Most experts believe that the majority of the Executive Order is unenforceable. Sparr says, "Trump has no authority to dictate how [Section 230] will be interpreted or enforced," and noted that the FCC doesn't really enforce the "Good Samaritan" section of the law, anyway. "It operates as a shield for service providers when and if they are sued in court," she explained. Sparr also noted that while online platforms could theoretically be subject to an FTC review for false and misleading advertising if those platforms weren't living up to the terms and conditions they set, says, "I don't think that is happening with Twitter." She notes that the executive order likely wouldn't even address Trump's initial complaint about being fact-checked on Twitter, though "it could have some incidental effect wherein Twitter doesn't append any fact checks to Trump's tweets anymore because it's not worth this sort of outsized hassle."
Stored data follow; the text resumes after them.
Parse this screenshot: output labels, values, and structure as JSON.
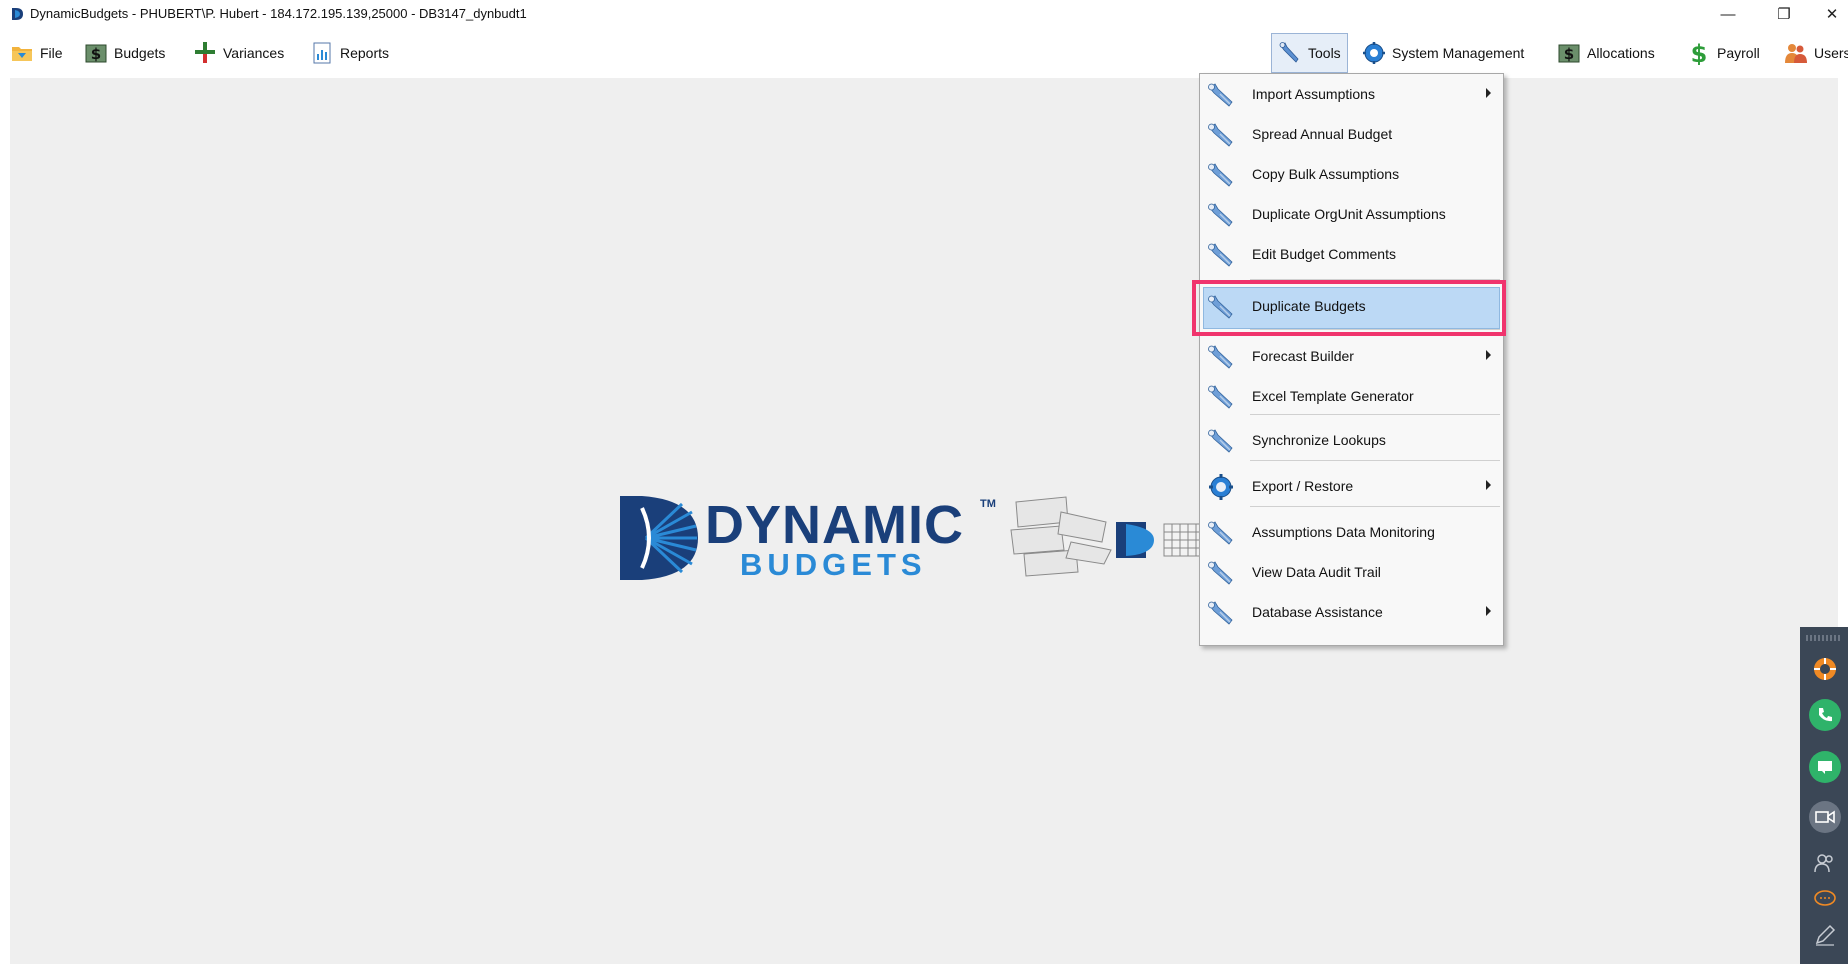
{
  "window": {
    "title": "DynamicBudgets - PHUBERT\\P. Hubert - 184.172.195.139,25000 - DB3147_dynbudt1",
    "minimize_glyph": "—",
    "restore_glyph": "❐",
    "close_glyph": "✕"
  },
  "menubar": {
    "left": [
      {
        "label": "File",
        "icon": "folder-icon"
      },
      {
        "label": "Budgets",
        "icon": "dollar-icon"
      },
      {
        "label": "Variances",
        "icon": "plus-minus-icon"
      },
      {
        "label": "Reports",
        "icon": "report-icon"
      }
    ],
    "right": [
      {
        "label": "Tools",
        "icon": "wrench-icon"
      },
      {
        "label": "System Management",
        "icon": "gear-icon"
      },
      {
        "label": "Allocations",
        "icon": "dollar-icon"
      },
      {
        "label": "Payroll",
        "icon": "money-icon"
      },
      {
        "label": "Users Management",
        "icon": "users-icon"
      }
    ]
  },
  "logo": {
    "line1": "DYNAMIC",
    "tm": "TM",
    "line2": "BUDGETS"
  },
  "tools_menu": {
    "items": [
      {
        "label": "Import Assumptions",
        "icon": "wrench-icon",
        "submenu": true
      },
      {
        "label": "Spread Annual Budget",
        "icon": "wrench-icon",
        "submenu": false
      },
      {
        "label": "Copy Bulk Assumptions",
        "icon": "wrench-icon",
        "submenu": false
      },
      {
        "label": "Duplicate OrgUnit Assumptions",
        "icon": "wrench-icon",
        "submenu": false
      },
      {
        "label": "Edit Budget Comments",
        "icon": "wrench-icon",
        "submenu": false
      },
      {
        "label": "Duplicate Budgets",
        "icon": "wrench-icon",
        "submenu": false,
        "highlighted": true
      },
      {
        "label": "Forecast Builder",
        "icon": "wrench-icon",
        "submenu": true
      },
      {
        "label": "Excel Template Generator",
        "icon": "wrench-icon",
        "submenu": false
      },
      {
        "label": "Synchronize Lookups",
        "icon": "wrench-icon",
        "submenu": false
      },
      {
        "label": "Export / Restore",
        "icon": "gear-icon",
        "submenu": true
      },
      {
        "label": "Assumptions Data Monitoring",
        "icon": "wrench-icon",
        "submenu": false
      },
      {
        "label": "View Data Audit Trail",
        "icon": "wrench-icon",
        "submenu": false
      },
      {
        "label": "Database Assistance",
        "icon": "wrench-icon",
        "submenu": true
      }
    ]
  },
  "side_panel": {
    "buttons": [
      "help-icon",
      "phone-icon",
      "chat-icon",
      "video-icon",
      "people-icon",
      "message-icon",
      "pen-icon"
    ]
  },
  "colors": {
    "highlight_border": "#f0346d",
    "selection_bg": "#bcd9f5",
    "workspace_bg": "#efefef",
    "brand_dark": "#1a3f7a",
    "brand_light": "#2a8ad6"
  }
}
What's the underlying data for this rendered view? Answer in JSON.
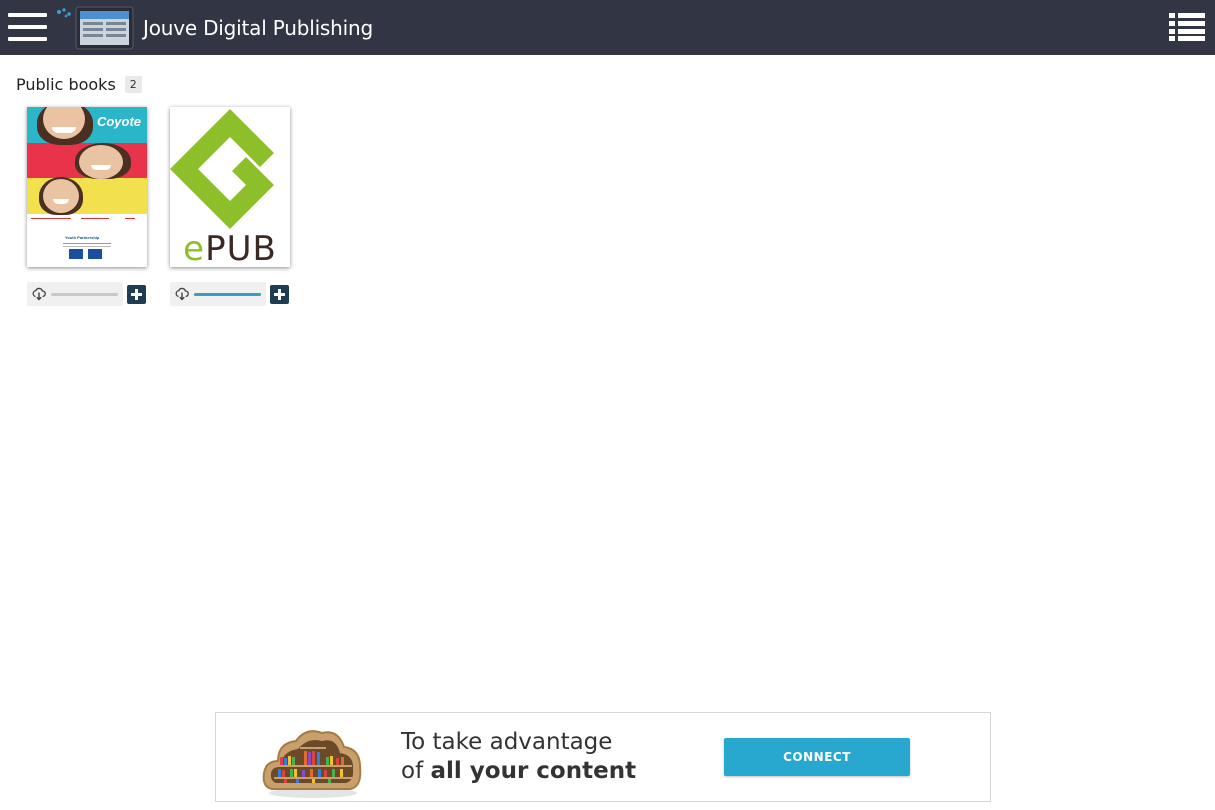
{
  "header": {
    "title": "Jouve Digital Publishing",
    "background": "#323644"
  },
  "library": {
    "section_title": "Public books",
    "count": "2",
    "books": [
      {
        "cover_title": "Coyote",
        "cover_subtitle": "Youth Partnership",
        "download_progress": 0,
        "cover_colors": [
          "#2bb5c8",
          "#e8334a",
          "#f2e14c"
        ]
      },
      {
        "cover_title_prefix": "e",
        "cover_title_rest": "PUB",
        "download_progress": 1,
        "logo_color": "#8cbf2a"
      }
    ]
  },
  "banner": {
    "line1": "To take advantage",
    "line2_prefix": "of ",
    "line2_bold": "all your content",
    "connect_label": "CONNECT",
    "button_color": "#29a8cf"
  }
}
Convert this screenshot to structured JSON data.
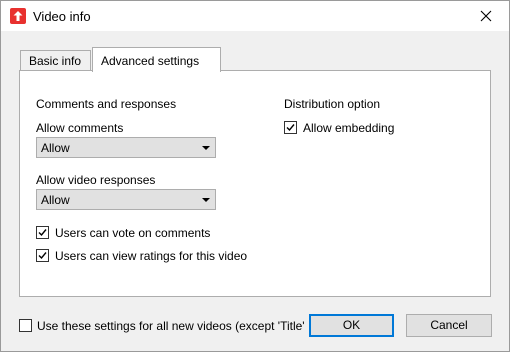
{
  "window": {
    "title": "Video info",
    "close_glyph": "close-icon"
  },
  "tabs": [
    {
      "label": "Basic info",
      "active": false
    },
    {
      "label": "Advanced settings",
      "active": true
    }
  ],
  "comments": {
    "heading": "Comments and responses",
    "allow_comments_label": "Allow comments",
    "allow_comments_value": "Allow",
    "allow_responses_label": "Allow video responses",
    "allow_responses_value": "Allow",
    "vote_label": "Users can vote on comments",
    "vote_checked": true,
    "ratings_label": "Users can view ratings for this video",
    "ratings_checked": true
  },
  "distribution": {
    "heading": "Distribution option",
    "embedding_label": "Allow embedding",
    "embedding_checked": true
  },
  "footer": {
    "use_settings_label": "Use these settings for all new videos (except 'Title'",
    "use_settings_checked": false,
    "ok_label": "OK",
    "cancel_label": "Cancel"
  },
  "colors": {
    "accent": "#0078d7",
    "app_icon": "#e8312f"
  }
}
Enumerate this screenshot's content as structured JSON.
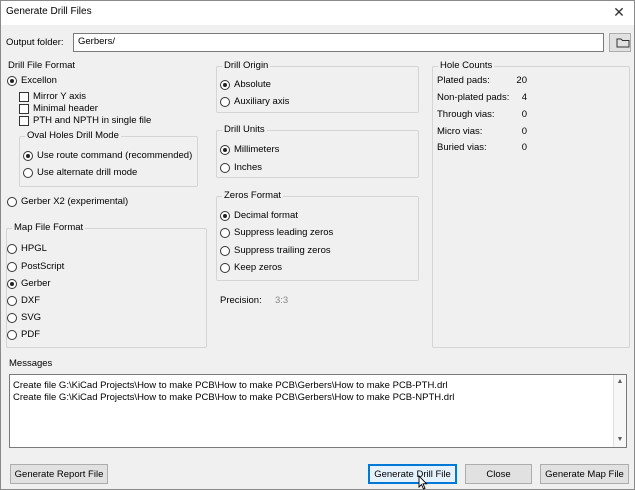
{
  "window": {
    "title": "Generate Drill Files"
  },
  "output_folder": {
    "label": "Output folder:",
    "value": "Gerbers/"
  },
  "drill_file_format": {
    "title": "Drill File Format",
    "excellon": "Excellon",
    "mirror_y": "Mirror Y axis",
    "minimal_header": "Minimal header",
    "pth_npth_single": "PTH and NPTH in single file",
    "oval_holes": {
      "title": "Oval Holes Drill Mode",
      "route": "Use route command (recommended)",
      "alternate": "Use alternate drill mode"
    },
    "gerber_x2": "Gerber X2 (experimental)"
  },
  "map_file_format": {
    "title": "Map File Format",
    "options": [
      "HPGL",
      "PostScript",
      "Gerber",
      "DXF",
      "SVG",
      "PDF"
    ],
    "selected": "Gerber"
  },
  "drill_origin": {
    "title": "Drill Origin",
    "absolute": "Absolute",
    "auxiliary": "Auxiliary axis"
  },
  "drill_units": {
    "title": "Drill Units",
    "mm": "Millimeters",
    "inches": "Inches"
  },
  "zeros_format": {
    "title": "Zeros Format",
    "decimal": "Decimal format",
    "suppress_leading": "Suppress leading zeros",
    "suppress_trailing": "Suppress trailing zeros",
    "keep": "Keep zeros"
  },
  "precision": {
    "label": "Precision:",
    "value": "3:3"
  },
  "hole_counts": {
    "title": "Hole Counts",
    "plated_label": "Plated pads:",
    "plated": "20",
    "nonplated_label": "Non-plated pads:",
    "nonplated": "4",
    "through_label": "Through vias:",
    "through": "0",
    "micro_label": "Micro vias:",
    "micro": "0",
    "buried_label": "Buried vias:",
    "buried": "0"
  },
  "messages": {
    "title": "Messages",
    "lines": [
      "Create file G:\\KiCad Projects\\How to make PCB\\How to make PCB\\Gerbers\\How to make PCB-PTH.drl",
      "Create file G:\\KiCad Projects\\How to make PCB\\How to make PCB\\Gerbers\\How to make PCB-NPTH.drl"
    ]
  },
  "buttons": {
    "report": "Generate Report File",
    "drill": "Generate Drill File",
    "close": "Close",
    "map": "Generate Map File"
  },
  "icons": {
    "folder": "folder-icon",
    "close": "close-icon",
    "cursor": "mouse-cursor-icon"
  }
}
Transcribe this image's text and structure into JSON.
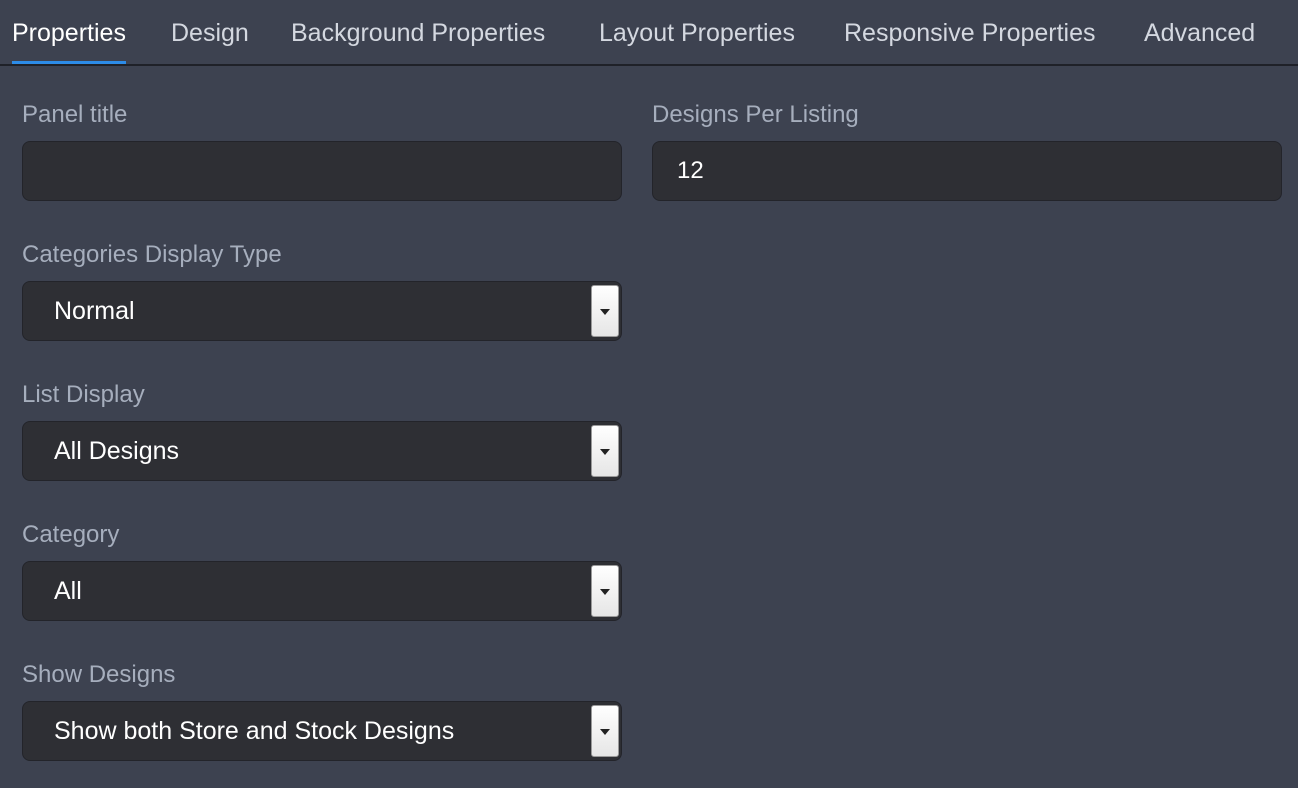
{
  "tabs": [
    {
      "label": "Properties",
      "active": true
    },
    {
      "label": "Design"
    },
    {
      "label": "Background Properties"
    },
    {
      "label": "Layout Properties"
    },
    {
      "label": "Responsive Properties"
    },
    {
      "label": "Advanced"
    }
  ],
  "form": {
    "panel_title": {
      "label": "Panel title",
      "value": ""
    },
    "designs_per_listing": {
      "label": "Designs Per Listing",
      "value": "12"
    },
    "categories_display_type": {
      "label": "Categories Display Type",
      "value": "Normal"
    },
    "list_display": {
      "label": "List Display",
      "value": "All Designs"
    },
    "category": {
      "label": "Category",
      "value": "All"
    },
    "show_designs": {
      "label": "Show Designs",
      "value": "Show both Store and Stock Designs"
    }
  },
  "colors": {
    "background": "#3d4250",
    "field_background": "#2e2f34",
    "active_tab_underline": "#2d8ce8",
    "label_text": "#a6aebd"
  },
  "icons": {
    "select_arrow": "chevron-down-icon"
  }
}
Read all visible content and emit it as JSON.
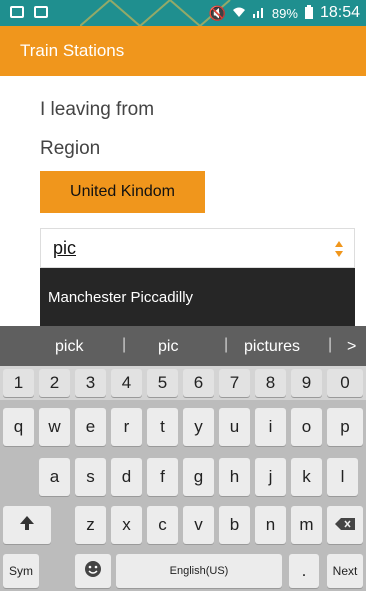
{
  "status_bar": {
    "battery": "89%",
    "time": "18:54"
  },
  "app_bar": {
    "title": "Train Stations"
  },
  "form": {
    "leaving_label": "I leaving from",
    "region_label": "Region",
    "region_value": "United Kindom",
    "search_value": "pic"
  },
  "autocomplete": {
    "suggestion": "Manchester Piccadilly"
  },
  "keyboard": {
    "predictions": [
      "pick",
      "pic",
      "pictures"
    ],
    "more_indicator": ">",
    "number_row": [
      "1",
      "2",
      "3",
      "4",
      "5",
      "6",
      "7",
      "8",
      "9",
      "0"
    ],
    "row1": [
      "q",
      "w",
      "e",
      "r",
      "t",
      "y",
      "u",
      "i",
      "o",
      "p"
    ],
    "row2": [
      "a",
      "s",
      "d",
      "f",
      "g",
      "h",
      "j",
      "k",
      "l"
    ],
    "row3": [
      "z",
      "x",
      "c",
      "v",
      "b",
      "n",
      "m"
    ],
    "sym_label": "Sym",
    "language_label": "English(US)",
    "period_label": ".",
    "next_label": "Next"
  },
  "colors": {
    "accent": "#f0961c",
    "status_bar": "#1f8f8f",
    "suggestion_bg": "#262626",
    "keyboard_bg": "#bcbcbc"
  },
  "icons": [
    "email-icon",
    "image-icon",
    "mute-icon",
    "wifi-icon",
    "signal-icon",
    "battery-icon",
    "spinner-arrows-icon",
    "shift-icon",
    "backspace-icon",
    "emoji-icon",
    "mic-icon"
  ]
}
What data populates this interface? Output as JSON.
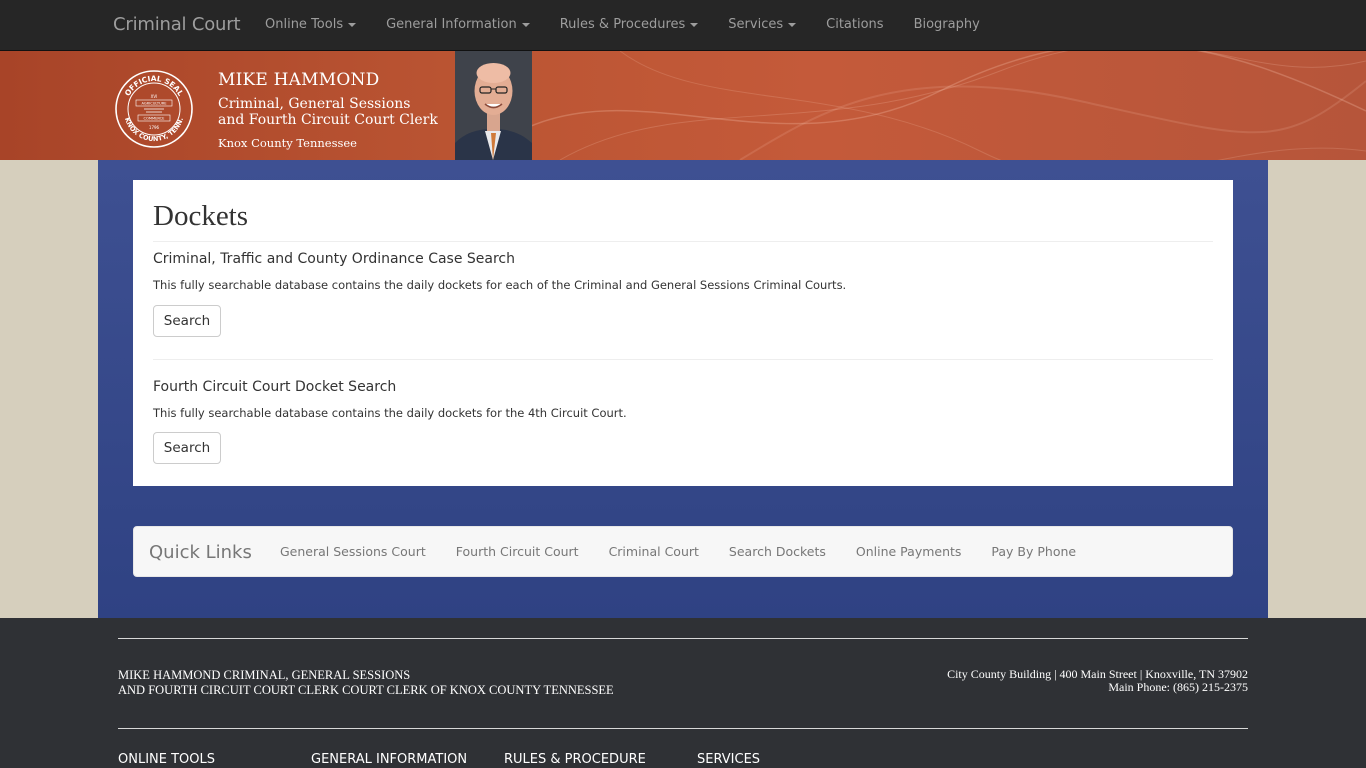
{
  "navbar": {
    "brand": "Criminal Court",
    "items": [
      {
        "label": "Online Tools",
        "dropdown": true
      },
      {
        "label": "General Information",
        "dropdown": true
      },
      {
        "label": "Rules & Procedures",
        "dropdown": true
      },
      {
        "label": "Services",
        "dropdown": true
      },
      {
        "label": "Citations",
        "dropdown": false
      },
      {
        "label": "Biography",
        "dropdown": false
      }
    ]
  },
  "header": {
    "name": "MIKE HAMMOND",
    "title_line1": "Criminal, General Sessions",
    "title_line2": "and Fourth Circuit Court Clerk",
    "county": "Knox County Tennessee",
    "seal_top": "OFFICIAL SEAL",
    "seal_bottom": "KNOX COUNTY, TENN.",
    "seal_band1": "AGRICULTURE",
    "seal_band2": "COMMERCE",
    "seal_year": "1796",
    "seal_roman": "XVI"
  },
  "main": {
    "page_title": "Dockets",
    "sections": [
      {
        "title": "Criminal, Traffic and County Ordinance Case Search",
        "description": "This fully searchable database contains the daily dockets for each of the Criminal and General Sessions Criminal Courts.",
        "button": "Search"
      },
      {
        "title": "Fourth Circuit Court Docket Search",
        "description": "This fully searchable database contains the daily dockets for the 4th Circuit Court.",
        "button": "Search"
      }
    ]
  },
  "quick_links": {
    "brand": "Quick Links",
    "items": [
      "General Sessions Court",
      "Fourth Circuit Court",
      "Criminal Court",
      "Search Dockets",
      "Online Payments",
      "Pay By Phone"
    ]
  },
  "footer": {
    "left_line1": "MIKE HAMMOND CRIMINAL, GENERAL SESSIONS",
    "left_line2": "AND FOURTH CIRCUIT COURT CLERK COURT CLERK OF KNOX COUNTY TENNESSEE",
    "address": "City County Building | 400 Main Street | Knoxville, TN 37902",
    "phone": "Main Phone: (865) 215-2375",
    "columns": [
      "ONLINE TOOLS",
      "GENERAL INFORMATION",
      "RULES & PROCEDURE",
      "SERVICES"
    ]
  },
  "colors": {
    "navbar_bg": "#262626",
    "banner": "#bb5533",
    "main_bg": "#364a8b",
    "footer_bg": "#2f3135",
    "page_bg": "#d6cfbd"
  }
}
Catherine Gellis, a lawyer and expert on internet law, tells Mic that "it's hard to credit anything about the executive order." She described it as trying " to make up a new law that acts as though none of that legal protection exists," and said that isn't within Trump's powers. "He doesn't have the power to rewrite legislation that Congress wrote, or re-interpret how courts have understood it. And he definitely doesn't have the power to ignore the First Amendment and pretend that the executive branch has any authority to regulate the sort of editorial decision that Twitter made," she says.
As for the executive order actually being enforced, Gellis says, we're in uncharted territory. "It's so deluded about how the law works that it's hard to see how it would actually have any legal weight. But just because it shouldn't have the legal power to force the FCC and FTC to act doesn't mean that it won't have the political ability to pressure them to act." She notes that if the agencies do attempt to enforce the law, if only to appease the president, "then those actions may be subject to legal challenge, but it's all such a mess that it's hard to know for sure what will happen."
Like most attention-grabbing actions from Trump, it’s likely that this one is more pomp and circumstance than substance. Kazaryan described the order as “virtue signaling,” but “virtue signaling that also make statements about the First Amendment of the Constitution and Section 230 law that are misleading and sometimes outright wrong.” Yesterday, the death toll for coronavirus in the US climbed above 100,000. Trump certainly has plenty he’d like to distract the public from.